Man glaubte damals, dass Tote wiederauferstehen könnten, um Krankheiten zu verbreiten oder auch die Lebenden anzugreifen. Daher enthauptete und verstümmelte man Menschen kurz nach ihrem Tod, um sie genau daran zu hindern. Einer der Wissenschaftler, die an der Studie teilnahmen, sagte dazu dem „Guardian“: „Die Vermutung, dass die Knochen von Wharram Percy die Überreste von verbrannten und verstümmelten Leichen sind, passt am besten mit der Beweislage zusammen. Das zeigt uns die dunkle Seite des Mittelalters und auch, wie anders das mittelalterliche Weltbild von unserem heutigen war.“

Die Enthauptung und Verstümmelung der Toten war damals durchaus gängige Praxis, wie laut „Guardian“ in mittelalterlichen Quellen nachzulesen ist.
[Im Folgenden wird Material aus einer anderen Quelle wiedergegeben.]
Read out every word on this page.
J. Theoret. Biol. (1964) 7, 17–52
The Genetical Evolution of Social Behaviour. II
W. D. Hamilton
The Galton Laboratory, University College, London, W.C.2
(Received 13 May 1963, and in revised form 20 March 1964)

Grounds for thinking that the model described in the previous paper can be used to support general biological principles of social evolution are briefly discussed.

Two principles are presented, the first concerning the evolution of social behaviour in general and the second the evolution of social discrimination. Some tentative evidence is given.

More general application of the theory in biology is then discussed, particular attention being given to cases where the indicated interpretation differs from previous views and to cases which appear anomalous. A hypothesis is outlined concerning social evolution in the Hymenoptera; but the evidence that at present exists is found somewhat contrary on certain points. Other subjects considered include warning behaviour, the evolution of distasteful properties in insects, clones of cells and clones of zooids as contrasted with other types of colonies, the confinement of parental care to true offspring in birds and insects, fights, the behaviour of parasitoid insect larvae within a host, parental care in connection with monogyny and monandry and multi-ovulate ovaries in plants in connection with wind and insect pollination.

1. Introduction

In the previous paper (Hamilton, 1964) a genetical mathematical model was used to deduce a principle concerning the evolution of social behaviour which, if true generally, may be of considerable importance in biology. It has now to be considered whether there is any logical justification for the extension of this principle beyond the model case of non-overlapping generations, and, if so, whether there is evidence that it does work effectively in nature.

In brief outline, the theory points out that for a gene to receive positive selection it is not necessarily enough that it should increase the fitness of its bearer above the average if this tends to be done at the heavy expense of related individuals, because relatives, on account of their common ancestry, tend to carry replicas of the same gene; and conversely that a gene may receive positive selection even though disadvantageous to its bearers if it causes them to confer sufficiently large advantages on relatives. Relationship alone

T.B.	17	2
Die Überreste von Wharram Percy selbst kann man heute besuchen. Das Dorf war laut der Kultur-Institution „English Heritage“ vermutlich vom 9. bis zum 16. Jahrhundert bewohnt. Seit 1948 finden hier Ausgrabungen statt, der Ort ist heute eine Art Freiluftmuseum. Und spätestens seit bekannt ist, was hier einst mit den Toten passierte, ist Wharram Percy auch ein kleiner Touristenmagnet.